Furga: Canneto sull'Oglio (Mantova), 1862-1925. Fabbrica di bambole in cera su composizione, poi gradualmente dalla sola testa a tutte in bisquit, con il marchio "Furga-Canneto sull'Oglio", seguito dal numero di serie;
Mayer Fels: Milano, fine del secolo scorso. Fabbrica di bambole con la testa in bisquit, marcate con la sigla costituita dalle iniziali "M.F.".

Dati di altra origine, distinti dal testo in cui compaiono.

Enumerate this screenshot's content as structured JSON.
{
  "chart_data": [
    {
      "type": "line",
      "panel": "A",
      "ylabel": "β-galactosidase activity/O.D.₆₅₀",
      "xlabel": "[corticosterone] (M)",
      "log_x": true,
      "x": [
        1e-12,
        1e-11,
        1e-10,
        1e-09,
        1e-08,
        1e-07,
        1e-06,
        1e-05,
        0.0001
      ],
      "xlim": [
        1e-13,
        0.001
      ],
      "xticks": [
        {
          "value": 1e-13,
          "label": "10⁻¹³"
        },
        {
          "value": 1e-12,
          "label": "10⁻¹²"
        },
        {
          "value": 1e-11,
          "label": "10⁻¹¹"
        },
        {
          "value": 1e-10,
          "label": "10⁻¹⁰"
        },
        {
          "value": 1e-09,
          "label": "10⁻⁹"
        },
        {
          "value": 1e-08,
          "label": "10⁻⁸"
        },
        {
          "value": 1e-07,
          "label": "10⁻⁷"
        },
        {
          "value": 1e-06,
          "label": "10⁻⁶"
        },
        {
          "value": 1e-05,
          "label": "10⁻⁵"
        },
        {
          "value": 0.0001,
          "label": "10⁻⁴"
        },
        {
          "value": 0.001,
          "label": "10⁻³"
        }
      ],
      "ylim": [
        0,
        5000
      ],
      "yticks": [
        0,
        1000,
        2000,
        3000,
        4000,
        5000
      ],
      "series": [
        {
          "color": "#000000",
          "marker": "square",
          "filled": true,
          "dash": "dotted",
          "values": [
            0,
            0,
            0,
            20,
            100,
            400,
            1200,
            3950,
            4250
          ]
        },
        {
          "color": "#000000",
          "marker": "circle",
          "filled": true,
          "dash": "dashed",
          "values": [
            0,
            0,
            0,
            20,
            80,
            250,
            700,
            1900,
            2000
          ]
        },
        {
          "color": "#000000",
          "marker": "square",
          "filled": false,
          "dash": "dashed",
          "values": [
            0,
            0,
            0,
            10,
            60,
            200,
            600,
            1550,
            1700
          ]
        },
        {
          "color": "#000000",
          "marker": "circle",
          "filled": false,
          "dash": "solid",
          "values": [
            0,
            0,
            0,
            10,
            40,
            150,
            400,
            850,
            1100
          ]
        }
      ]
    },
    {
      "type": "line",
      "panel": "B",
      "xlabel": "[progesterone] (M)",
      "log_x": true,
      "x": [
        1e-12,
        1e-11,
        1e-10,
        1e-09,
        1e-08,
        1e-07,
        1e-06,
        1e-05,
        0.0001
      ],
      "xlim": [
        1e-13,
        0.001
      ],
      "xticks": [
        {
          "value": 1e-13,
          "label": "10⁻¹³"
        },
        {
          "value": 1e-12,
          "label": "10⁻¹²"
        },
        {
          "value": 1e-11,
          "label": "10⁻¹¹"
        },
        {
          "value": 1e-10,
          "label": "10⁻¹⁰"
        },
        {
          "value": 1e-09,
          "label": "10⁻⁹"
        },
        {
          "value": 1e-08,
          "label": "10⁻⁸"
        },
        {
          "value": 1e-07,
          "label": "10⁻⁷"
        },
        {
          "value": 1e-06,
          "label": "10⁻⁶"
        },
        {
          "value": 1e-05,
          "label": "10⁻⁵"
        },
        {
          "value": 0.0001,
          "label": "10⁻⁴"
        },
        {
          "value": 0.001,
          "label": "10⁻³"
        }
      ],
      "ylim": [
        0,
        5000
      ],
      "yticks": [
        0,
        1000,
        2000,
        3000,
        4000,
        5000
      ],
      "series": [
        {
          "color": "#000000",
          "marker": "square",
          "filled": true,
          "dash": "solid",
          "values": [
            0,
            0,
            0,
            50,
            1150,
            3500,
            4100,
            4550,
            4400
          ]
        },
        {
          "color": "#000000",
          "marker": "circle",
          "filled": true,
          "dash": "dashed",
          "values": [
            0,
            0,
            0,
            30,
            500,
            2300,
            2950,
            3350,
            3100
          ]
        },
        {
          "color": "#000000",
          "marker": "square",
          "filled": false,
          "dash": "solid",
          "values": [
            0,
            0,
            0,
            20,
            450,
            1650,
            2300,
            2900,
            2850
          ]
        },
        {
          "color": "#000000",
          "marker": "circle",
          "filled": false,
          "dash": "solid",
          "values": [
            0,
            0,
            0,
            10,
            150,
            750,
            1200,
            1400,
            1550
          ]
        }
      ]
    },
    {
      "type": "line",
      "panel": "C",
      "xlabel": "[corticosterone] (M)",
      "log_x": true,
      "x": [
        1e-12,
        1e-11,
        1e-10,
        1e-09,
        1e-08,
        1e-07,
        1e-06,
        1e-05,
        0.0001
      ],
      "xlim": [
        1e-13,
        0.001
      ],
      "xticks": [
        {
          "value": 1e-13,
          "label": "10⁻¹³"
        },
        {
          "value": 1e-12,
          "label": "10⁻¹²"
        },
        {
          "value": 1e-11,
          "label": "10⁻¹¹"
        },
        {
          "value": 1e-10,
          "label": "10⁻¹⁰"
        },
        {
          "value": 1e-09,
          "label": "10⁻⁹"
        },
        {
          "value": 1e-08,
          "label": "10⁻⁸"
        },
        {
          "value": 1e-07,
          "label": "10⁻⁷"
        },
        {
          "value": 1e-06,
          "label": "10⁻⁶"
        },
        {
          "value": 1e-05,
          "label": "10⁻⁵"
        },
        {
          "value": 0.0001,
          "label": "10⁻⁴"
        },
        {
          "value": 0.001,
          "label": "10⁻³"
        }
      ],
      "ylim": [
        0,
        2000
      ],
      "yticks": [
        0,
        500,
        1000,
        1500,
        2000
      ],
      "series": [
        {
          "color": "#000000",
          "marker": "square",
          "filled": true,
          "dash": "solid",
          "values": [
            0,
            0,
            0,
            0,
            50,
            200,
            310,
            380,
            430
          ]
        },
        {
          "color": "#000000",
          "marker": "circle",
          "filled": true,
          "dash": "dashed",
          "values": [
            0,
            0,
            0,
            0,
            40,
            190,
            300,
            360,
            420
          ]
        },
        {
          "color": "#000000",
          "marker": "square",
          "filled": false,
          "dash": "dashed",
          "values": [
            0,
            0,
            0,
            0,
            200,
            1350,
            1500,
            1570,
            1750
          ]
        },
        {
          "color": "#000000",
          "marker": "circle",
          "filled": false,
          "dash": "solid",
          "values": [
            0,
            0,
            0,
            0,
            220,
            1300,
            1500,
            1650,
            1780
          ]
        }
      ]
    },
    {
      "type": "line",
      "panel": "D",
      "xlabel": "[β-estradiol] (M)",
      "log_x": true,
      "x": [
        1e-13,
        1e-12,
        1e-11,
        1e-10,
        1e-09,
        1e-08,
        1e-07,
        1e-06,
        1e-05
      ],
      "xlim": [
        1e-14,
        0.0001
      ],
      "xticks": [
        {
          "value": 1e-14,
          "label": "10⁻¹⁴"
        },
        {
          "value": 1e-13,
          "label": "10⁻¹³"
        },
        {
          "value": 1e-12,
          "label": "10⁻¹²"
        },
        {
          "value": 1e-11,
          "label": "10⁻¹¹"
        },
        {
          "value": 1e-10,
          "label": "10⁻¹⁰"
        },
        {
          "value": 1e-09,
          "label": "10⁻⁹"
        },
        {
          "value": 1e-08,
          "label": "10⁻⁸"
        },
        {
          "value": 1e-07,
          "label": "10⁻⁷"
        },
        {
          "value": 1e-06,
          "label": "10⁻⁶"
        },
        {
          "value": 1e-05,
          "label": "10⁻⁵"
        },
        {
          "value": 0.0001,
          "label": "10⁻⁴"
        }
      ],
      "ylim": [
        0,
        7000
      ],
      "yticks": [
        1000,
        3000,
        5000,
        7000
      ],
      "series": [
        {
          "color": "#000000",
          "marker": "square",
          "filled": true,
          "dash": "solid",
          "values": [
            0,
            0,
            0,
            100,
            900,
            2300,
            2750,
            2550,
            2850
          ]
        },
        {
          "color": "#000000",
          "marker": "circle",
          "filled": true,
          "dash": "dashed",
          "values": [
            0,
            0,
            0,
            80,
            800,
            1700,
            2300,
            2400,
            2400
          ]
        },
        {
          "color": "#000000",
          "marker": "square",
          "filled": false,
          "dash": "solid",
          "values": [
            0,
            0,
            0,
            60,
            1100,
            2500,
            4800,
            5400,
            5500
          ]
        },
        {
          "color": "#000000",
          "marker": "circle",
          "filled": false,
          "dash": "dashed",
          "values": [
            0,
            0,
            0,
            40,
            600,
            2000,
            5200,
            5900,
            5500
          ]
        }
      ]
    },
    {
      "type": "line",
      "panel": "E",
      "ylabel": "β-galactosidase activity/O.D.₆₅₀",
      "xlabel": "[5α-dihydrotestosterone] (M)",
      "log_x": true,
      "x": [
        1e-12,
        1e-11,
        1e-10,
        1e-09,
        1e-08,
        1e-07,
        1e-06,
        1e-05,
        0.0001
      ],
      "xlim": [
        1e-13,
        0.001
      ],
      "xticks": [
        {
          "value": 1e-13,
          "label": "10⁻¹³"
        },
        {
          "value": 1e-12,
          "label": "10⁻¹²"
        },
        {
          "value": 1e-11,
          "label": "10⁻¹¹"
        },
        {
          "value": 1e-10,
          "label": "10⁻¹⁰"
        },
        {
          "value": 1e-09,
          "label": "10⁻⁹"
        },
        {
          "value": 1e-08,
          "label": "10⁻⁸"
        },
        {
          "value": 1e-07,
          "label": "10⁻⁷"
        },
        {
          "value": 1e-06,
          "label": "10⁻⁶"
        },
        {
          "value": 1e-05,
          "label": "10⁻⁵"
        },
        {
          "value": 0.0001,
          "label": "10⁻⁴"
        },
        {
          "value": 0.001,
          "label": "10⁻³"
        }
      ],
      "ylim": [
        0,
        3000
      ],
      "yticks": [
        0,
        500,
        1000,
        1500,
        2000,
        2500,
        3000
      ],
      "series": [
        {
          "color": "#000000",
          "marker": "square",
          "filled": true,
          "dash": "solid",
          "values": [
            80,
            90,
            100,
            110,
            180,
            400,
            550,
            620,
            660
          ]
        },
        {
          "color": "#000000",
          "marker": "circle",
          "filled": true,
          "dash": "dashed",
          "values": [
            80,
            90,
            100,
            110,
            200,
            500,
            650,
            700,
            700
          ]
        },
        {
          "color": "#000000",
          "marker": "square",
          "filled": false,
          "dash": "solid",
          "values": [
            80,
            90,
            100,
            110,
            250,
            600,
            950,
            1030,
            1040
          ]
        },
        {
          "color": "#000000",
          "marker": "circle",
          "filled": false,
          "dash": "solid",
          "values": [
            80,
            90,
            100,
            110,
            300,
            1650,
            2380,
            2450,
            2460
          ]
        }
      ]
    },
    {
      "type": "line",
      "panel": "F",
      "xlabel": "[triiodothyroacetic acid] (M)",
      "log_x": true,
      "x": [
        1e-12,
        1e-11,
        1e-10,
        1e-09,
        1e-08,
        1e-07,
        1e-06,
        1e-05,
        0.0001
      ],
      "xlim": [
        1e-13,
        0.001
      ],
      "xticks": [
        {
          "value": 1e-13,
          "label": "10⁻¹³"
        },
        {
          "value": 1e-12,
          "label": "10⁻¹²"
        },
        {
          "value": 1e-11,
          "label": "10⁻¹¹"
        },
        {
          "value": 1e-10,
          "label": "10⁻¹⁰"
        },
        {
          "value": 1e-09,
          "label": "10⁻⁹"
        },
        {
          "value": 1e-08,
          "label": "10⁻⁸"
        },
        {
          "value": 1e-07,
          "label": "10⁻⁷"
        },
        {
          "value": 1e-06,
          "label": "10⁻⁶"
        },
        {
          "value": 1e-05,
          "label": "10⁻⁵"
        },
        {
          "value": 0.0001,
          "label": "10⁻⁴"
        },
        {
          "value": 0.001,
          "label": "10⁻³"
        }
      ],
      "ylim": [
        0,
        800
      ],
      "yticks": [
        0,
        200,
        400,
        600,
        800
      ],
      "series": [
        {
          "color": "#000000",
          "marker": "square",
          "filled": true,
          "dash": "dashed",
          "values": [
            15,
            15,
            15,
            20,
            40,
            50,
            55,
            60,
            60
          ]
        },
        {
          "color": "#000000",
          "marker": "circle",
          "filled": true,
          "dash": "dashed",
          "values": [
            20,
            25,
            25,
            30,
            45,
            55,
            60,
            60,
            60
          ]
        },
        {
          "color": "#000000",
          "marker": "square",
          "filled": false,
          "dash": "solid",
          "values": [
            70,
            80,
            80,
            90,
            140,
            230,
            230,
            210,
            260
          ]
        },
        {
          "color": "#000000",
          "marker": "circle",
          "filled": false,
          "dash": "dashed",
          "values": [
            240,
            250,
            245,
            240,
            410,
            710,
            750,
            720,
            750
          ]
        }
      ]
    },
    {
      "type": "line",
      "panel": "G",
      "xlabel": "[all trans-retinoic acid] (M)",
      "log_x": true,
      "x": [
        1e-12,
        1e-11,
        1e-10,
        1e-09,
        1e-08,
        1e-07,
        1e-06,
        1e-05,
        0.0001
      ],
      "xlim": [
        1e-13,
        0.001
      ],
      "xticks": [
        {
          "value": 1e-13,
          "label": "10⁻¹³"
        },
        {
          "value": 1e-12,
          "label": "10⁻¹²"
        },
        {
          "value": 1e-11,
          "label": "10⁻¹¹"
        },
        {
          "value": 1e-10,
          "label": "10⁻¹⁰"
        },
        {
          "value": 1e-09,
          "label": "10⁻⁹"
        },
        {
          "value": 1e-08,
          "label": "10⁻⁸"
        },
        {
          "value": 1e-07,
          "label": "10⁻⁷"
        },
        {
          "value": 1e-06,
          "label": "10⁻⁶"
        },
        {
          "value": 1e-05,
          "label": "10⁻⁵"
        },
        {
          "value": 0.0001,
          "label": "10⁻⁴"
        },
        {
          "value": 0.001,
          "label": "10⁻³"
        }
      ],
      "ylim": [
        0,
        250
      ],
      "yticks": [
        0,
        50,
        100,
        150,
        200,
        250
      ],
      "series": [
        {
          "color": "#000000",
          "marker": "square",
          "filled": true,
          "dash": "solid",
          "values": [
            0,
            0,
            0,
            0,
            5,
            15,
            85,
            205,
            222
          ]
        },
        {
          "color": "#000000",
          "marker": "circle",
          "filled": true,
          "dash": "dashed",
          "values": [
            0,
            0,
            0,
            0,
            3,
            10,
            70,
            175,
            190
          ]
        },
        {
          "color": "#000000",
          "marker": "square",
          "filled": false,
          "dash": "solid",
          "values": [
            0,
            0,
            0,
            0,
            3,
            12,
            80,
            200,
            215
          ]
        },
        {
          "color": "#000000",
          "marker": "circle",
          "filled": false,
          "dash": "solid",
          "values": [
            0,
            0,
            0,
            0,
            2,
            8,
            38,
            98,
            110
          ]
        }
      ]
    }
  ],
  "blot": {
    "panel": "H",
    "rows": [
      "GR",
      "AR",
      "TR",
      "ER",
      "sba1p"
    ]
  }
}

Agli inizi del '900 fabbricano bambole anche le ditte: Milano-Bollate; Antenore; Mario Franco; Cardini, di Omegna; Ingap, di Padova. Ma quella che riesce ad affermarsi su tutti i mercati del mondo è la ditta:
Elena Konig e Enzo Scavini: Torino, 1920 circa. Creatori e fabbricanti della famosa bambola "Lenci" (così chiamata dalle iniziali delle parole latine che indicano la finalità della ditta: "Ludus Est Nobis Constater Industria": produzione rivoluzionaria, tutta in panno pressato, che pur di prezzo elevatissimo ebbe ovunque grandissimo successo, ed ancora oggi occupa un posto di primo piano nelle collezioni. Essa veniva posta in vendita con un cartellino sul quale erano indicati il numero della serie e la data del brevetto (1921); a volte, invece, semplicemente marcate sotto un piedino con la scritta "Lenci-Made in italy". Molte sono state le ditte che l'hanno imitata, adoperando materiale similare.